No obstante, Ana Magdalena había autorizado el matrimonio y pensó: Seré como una madre para ella, y la tomaré como la hija que nunca he tenido, y la educaré en la enseñanza de los Sabios. También creyó que la Diosa bendecía la unión.

Pero tanto el temor de Catherine hacia la antigua Sabiduría como su don no habían menguado con los años. Ana Magdalena descubrió que no solo no podía abordar el tema con la muchacha, sino que ni siquiera podía referirse a la Sabiduría en su propia casa, aunque fuera de manera sutil, a menos que su nuera estuviera ausente. Aun así, Ana Magdalena la quería, y en los últimos seis años Catherine había parecido devolverle su amor y a confiar en su suegra, hasta que se quedó embarazada de aquel bebé en particular. Desde ese momento su desconfianza había aumentado hasta erigir una barrera alrededor de sus afectos.

Si su suegra hubiera admitido que sabía desde su concepción que el bebé sería una niña, Catherine hubiera corrido en busca del sacerdote del pueblo para denunciarla por bruja.

Bien, que lo haga, pensó Ana Magdalena. En ese caso tendrá que confesar que cuando supo que estaba embarazada por séptima vez vino a pedirme encantamientos. Por eso había un encantamiento de hierbas bajo la silla de parto, y otro de palabras pronunciadas sobre el té. Y había una protección mágica esparcida por toda la casa, magia demasiado sagrada para ser representada con hierbas o cánticos.

Un trueno retumbó en la distancia.

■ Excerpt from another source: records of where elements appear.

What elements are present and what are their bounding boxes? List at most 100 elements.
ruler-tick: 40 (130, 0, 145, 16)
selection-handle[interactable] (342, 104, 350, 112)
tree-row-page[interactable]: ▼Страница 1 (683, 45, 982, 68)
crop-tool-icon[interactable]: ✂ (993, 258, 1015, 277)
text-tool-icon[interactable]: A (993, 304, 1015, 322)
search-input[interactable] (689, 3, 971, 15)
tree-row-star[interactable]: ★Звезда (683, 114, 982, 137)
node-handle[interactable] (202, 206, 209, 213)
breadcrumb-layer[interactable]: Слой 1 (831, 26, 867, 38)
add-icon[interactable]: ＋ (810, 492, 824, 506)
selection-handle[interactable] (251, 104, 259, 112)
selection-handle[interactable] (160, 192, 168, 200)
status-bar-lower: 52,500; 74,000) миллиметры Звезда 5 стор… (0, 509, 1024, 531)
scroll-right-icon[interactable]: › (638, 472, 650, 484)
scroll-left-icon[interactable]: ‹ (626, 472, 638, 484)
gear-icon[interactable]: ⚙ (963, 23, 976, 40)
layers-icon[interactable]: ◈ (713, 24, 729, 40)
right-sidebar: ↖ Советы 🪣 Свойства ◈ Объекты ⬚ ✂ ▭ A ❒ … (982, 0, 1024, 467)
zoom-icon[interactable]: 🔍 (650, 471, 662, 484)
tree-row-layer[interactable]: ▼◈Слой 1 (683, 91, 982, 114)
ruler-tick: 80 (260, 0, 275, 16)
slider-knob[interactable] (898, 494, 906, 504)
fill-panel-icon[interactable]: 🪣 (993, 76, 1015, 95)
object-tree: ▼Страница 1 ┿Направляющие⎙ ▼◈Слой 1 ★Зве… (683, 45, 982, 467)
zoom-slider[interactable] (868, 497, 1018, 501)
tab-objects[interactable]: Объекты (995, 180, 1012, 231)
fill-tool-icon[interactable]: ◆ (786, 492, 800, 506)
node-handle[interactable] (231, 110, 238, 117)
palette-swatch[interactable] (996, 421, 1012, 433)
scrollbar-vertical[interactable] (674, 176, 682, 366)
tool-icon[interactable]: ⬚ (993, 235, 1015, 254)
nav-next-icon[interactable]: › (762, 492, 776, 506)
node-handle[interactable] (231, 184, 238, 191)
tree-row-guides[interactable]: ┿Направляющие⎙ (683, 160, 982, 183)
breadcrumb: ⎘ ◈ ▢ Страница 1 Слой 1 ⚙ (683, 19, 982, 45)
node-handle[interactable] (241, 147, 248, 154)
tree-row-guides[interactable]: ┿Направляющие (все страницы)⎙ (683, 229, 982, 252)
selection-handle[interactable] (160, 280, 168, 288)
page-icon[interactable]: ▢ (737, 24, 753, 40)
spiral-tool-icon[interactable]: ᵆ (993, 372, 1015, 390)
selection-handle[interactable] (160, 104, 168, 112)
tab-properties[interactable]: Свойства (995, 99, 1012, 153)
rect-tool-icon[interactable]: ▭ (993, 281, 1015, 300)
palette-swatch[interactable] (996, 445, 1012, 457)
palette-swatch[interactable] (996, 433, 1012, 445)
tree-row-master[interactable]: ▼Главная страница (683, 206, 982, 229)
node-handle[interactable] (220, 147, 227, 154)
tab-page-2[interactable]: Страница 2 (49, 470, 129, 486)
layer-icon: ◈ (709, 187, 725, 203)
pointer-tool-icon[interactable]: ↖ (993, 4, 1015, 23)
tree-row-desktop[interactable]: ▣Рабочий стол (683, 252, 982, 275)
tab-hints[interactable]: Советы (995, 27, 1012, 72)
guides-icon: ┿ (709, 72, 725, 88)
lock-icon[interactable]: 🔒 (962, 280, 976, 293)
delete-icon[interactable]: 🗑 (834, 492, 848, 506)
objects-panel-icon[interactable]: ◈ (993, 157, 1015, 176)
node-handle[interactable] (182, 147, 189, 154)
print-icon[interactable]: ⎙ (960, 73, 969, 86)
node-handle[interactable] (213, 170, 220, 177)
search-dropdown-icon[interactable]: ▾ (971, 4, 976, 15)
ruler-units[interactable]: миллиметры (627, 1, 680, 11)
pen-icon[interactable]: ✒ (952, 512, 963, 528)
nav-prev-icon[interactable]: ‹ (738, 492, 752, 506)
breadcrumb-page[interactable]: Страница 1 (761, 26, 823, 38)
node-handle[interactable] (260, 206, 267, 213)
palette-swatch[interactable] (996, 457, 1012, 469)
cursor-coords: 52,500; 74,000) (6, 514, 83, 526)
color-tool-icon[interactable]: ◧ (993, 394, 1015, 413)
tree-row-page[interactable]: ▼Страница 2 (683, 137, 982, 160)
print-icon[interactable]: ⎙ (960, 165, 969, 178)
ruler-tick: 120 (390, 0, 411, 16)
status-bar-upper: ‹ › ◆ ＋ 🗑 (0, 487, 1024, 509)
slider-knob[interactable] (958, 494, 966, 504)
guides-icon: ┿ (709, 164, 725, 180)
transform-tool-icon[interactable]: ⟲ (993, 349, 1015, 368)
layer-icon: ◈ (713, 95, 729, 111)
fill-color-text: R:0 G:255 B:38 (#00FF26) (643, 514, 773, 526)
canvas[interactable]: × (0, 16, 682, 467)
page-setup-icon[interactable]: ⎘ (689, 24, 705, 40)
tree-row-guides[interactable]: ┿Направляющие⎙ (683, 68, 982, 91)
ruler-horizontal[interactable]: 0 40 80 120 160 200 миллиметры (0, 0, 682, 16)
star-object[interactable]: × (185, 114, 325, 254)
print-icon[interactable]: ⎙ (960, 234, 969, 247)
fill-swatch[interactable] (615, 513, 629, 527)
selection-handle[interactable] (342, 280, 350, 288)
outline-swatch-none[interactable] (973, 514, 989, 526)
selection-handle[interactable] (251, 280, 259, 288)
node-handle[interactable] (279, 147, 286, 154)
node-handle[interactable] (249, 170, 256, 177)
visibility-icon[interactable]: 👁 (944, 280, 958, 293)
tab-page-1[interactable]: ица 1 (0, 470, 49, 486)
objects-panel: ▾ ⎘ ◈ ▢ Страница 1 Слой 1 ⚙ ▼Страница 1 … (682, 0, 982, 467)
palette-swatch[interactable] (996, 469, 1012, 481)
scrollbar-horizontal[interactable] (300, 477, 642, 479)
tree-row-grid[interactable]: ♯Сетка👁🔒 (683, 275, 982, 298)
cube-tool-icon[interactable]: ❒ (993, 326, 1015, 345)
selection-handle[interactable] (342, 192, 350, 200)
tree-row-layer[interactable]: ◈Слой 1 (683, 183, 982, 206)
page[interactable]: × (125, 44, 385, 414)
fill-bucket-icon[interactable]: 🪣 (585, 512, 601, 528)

Una brisa fría pero húmeda provocó que las ventanas golpearan con suavidad la pared de tierra. Los gritos de Catherine ahogaron esos sonidos.

Y pese a la importante tarea que tenía entre manos, la comadrona miró hacia la puerta abierta, pues sabía sin ver y sin oír que su hijo había aparecido en el umbral, con su blusa manchada de sudor y sembrada de trocitos de grano y tallos de trigo.